Les ARS aux manettes

Dans ce contexte, le patron de l’Ordre regrette que son instance ne dispose pas de toutes les informations nécessaires pour agir contre les médecins réfractaires, surtout pour les libéraux. « Il y a une instruction relative aux médecins hospitaliers et salariés. Mais on attend une instruction ministérielle dont on nous dit qu’elle est en arbitrage sur la procédure pour les libéraux », dit-il.

La loi du 5 août 2021 donne pourtant un cadre de contrôle du statut vaccinal des médecins libéraux – conventionnés ou pas – dont la mission revient aux agences régionales de santé (ARS). Ces dernières sont habilitées à prendre connaissance des données relatives au statut vaccinal des médecins avec le concours de l’Assurance-maladie. La loi prévoit aussi que l’ARS concernée informe l’Ordre lorsqu’elle « constate qu’un professionnel de santé ne peut plus exercer son activité [en raison de l’obligation vaccinale] depuis plus de trente jours ».
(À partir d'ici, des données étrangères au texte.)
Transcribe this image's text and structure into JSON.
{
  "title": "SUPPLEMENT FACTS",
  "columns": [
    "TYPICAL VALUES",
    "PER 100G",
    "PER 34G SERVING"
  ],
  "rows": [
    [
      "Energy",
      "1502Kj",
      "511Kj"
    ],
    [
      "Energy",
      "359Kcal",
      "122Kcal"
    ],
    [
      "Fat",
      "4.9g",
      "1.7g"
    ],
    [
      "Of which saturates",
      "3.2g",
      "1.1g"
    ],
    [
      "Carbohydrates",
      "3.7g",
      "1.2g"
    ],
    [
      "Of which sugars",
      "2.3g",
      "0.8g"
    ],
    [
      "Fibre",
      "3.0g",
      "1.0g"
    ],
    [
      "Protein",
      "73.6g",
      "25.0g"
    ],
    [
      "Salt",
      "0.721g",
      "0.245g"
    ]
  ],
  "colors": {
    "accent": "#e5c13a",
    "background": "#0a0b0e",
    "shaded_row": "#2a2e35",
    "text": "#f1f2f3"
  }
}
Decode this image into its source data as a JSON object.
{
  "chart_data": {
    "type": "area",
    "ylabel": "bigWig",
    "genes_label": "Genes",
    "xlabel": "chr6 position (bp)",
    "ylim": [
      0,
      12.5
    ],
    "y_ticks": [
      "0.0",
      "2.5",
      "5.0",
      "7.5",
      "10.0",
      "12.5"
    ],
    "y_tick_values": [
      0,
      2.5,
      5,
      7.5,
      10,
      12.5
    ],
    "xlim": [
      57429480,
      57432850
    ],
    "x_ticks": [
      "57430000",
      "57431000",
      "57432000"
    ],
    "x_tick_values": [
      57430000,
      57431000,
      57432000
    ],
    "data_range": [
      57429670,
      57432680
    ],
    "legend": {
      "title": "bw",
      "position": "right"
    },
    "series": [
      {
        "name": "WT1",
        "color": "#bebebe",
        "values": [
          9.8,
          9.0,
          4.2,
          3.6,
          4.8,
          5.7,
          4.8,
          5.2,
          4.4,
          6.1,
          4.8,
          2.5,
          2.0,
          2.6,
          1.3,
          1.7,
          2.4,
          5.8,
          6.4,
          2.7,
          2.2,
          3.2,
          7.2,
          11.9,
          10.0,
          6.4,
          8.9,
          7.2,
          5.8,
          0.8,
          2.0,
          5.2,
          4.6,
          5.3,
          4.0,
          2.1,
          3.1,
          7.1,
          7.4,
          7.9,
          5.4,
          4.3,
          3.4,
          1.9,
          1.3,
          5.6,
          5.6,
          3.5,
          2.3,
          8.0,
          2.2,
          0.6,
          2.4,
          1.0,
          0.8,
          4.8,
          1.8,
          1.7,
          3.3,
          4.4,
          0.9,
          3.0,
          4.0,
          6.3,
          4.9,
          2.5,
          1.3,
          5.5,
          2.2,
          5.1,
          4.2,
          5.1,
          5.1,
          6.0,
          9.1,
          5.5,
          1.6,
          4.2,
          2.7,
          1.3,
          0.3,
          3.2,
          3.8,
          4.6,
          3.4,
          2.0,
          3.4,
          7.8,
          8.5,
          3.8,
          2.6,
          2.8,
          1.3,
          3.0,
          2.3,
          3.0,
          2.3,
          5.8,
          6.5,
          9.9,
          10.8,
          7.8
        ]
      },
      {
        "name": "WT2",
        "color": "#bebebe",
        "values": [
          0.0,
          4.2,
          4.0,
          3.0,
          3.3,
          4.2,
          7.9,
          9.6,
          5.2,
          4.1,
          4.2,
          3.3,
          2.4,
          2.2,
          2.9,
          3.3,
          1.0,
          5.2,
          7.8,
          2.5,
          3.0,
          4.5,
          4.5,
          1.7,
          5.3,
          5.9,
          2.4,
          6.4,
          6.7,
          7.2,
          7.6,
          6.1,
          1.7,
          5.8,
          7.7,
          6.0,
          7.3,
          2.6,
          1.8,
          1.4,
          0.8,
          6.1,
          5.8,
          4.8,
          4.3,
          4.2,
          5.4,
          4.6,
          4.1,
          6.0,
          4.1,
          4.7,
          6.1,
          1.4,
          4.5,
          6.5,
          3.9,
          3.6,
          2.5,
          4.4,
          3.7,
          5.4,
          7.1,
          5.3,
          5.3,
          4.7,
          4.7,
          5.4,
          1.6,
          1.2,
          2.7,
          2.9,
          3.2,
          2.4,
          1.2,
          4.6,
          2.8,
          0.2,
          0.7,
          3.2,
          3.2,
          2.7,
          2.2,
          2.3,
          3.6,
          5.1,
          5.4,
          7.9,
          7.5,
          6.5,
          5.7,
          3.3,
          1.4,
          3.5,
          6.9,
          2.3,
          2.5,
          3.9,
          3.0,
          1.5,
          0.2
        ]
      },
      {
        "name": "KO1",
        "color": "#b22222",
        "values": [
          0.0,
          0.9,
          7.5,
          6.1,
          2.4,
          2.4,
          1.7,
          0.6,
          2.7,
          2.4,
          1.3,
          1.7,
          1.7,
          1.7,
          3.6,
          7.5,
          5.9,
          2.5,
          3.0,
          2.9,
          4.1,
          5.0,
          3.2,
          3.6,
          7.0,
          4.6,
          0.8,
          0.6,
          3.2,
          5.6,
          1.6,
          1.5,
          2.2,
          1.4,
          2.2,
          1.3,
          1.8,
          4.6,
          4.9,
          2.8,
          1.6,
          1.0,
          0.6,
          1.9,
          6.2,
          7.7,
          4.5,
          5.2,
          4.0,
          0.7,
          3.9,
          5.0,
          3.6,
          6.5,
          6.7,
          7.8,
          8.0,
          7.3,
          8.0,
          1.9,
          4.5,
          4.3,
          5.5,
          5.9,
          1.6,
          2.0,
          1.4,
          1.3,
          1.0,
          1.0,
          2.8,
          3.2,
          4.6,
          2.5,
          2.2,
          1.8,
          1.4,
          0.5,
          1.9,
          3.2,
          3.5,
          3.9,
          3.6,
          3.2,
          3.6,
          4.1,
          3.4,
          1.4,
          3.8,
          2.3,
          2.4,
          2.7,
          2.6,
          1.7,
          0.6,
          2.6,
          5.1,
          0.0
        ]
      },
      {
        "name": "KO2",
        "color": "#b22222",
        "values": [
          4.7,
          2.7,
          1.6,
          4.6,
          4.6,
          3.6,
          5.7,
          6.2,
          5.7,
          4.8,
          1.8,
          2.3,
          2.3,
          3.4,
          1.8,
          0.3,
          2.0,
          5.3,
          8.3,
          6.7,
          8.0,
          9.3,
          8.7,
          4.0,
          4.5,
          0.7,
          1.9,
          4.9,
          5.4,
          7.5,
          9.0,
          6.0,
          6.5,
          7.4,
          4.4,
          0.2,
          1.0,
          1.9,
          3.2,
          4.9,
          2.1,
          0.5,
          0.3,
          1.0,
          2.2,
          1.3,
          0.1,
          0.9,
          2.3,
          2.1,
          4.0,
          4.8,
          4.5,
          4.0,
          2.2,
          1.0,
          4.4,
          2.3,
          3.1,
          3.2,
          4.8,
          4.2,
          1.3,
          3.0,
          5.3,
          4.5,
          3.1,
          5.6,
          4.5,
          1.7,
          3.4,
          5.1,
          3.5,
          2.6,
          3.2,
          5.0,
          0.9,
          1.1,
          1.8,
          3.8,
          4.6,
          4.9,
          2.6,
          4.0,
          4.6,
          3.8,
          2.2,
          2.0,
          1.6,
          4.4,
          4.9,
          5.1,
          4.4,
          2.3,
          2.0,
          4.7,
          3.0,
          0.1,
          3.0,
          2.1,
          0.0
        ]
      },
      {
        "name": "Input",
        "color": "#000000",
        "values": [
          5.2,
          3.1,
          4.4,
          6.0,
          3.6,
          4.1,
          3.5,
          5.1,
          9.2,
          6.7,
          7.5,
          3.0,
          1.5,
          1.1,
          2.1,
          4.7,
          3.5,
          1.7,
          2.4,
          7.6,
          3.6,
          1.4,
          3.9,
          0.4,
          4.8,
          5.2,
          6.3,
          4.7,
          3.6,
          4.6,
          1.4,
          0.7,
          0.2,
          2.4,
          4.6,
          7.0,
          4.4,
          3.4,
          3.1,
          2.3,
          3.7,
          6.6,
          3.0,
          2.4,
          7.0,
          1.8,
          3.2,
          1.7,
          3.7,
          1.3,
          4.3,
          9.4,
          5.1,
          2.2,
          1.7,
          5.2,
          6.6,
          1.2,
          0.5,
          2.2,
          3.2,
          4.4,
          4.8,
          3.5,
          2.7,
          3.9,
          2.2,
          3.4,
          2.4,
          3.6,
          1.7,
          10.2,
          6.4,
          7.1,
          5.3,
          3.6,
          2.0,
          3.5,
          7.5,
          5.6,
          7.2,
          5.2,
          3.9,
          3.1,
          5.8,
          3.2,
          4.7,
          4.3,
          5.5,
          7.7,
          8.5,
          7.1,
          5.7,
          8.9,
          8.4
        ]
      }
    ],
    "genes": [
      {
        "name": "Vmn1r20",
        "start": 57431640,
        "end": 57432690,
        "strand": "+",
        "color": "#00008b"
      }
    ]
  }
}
C’est sur la base de cette information que l’Ordre agira au niveau départemental et national pour engager des poursuites disciplinaires vis-à-vis des praticiens réfractaires pour non-respect du code de déontologie. « Nous n’avons pas accès aux données nominatives. C’est à l’ARS de nous les transmettre. Et nous ne pouvons pas suspendre les médecins en urgence, ce pouvoir appartient aux ARS », a rappelé le Dr Bouet.

Les sanctions infligées aux libéraux restent à préciser. Selon l’ARS Ile de France contactée par « Le Quotidien », le type de sanctions dépendra de la situation et aura un « caractère progressif » : mises en demeure, interdiction d’exercice, suspension des remboursements par l’Assurance-maladie… « Mais la suspension des remboursements concerne-t-elle également le remplaçant du médecin qui a eu cette décision de l’Assurance-maladie  ? Il y a des interrogations. Dans certaines situations, il faudra proposer des solutions pour assurer la continuité des soins », suggère le patron du Cnom. Quoi qu’il en soit, en cas de plainte de patients, des poursuites disciplinaires seront systématiquement engagées contre les médecins non vaccinés qui exercent.

« Moi-même, je fais l’objet de menaces »

C’est donc dans cette situation encore complexe que l’Ordre entend agir avec « sang froid » pour tenir « la barque de l’action sanitaire et de la sécurité de la population ».

Le Cnom ne sous-estime pas non plus les menaces « lourdes » et appels à la haine qui pèsent contre les soignants depuis la rentrée. « Moi-même, je fais l’objet de menaces comme d’autres membres de l’Ordre. C’est une très grande violence », a-t-il confié. Face à de tels faits, l’instance ordinale incite les médecins concernés à les signaler et à porter plainte auprès des conseils départementaux, capables d’engager des poursuites. Pour l’heure, une vingtaine de plaintes ont été portées à la connaissance de l’Ordre national. « Mais c’est inférieur à ce qui peut exister et ce sont des plaintes qui émanent davantage des acteurs représentatifs que des médecins visés individuellement », a-t-il précisé.

Reconnaissant que les actions contre les réseaux sociaux sont compliquées, le président de l’Ordre a demandé au ministère de l’Intérieur et au secrétariat d’État chargé de la transition numérique « d’assurer la sécurité des professionnels et de renforcer les moyens informatiques pour contrôler les réseaux sociaux ».

40 médecins poursuivis par l’Ordre

Dans un autre registre, l’Ordre rappelle avoir saisi directement les chambres disciplinaires de première instance de plaintes à l’égard d’une quarantaine de médecins, pour des faits ou propos tenus publiquement sur la pandémie de coronavirus. Parmi les praticiens visés figurent le Pr Didier Raoult, l’infectiologue Christian Perronne ou la députée médecin Martine Wonner. « Tous les médecins que nous avons jugés comme susceptibles d’avoir commis une infraction sont poursuivis sur le plan disciplinaire », a-t-il souligné.

Parfois critiqué pour sa lenteur à déclencher des poursuites disciplinaires, le Dr Bouet a mis les points sur les « i ». « Je vais à la vitesse d’une institution responsable. Quand je présente un dossier en chambre disciplinaire, il est ficelé et va amener la juridiction à se prononcer ». Le président du Cnom est toutefois conscient que son institution doit accroître ses capacités à agir rapidement « comme la possibilité de suspendre dans l’urgence un professionnel ».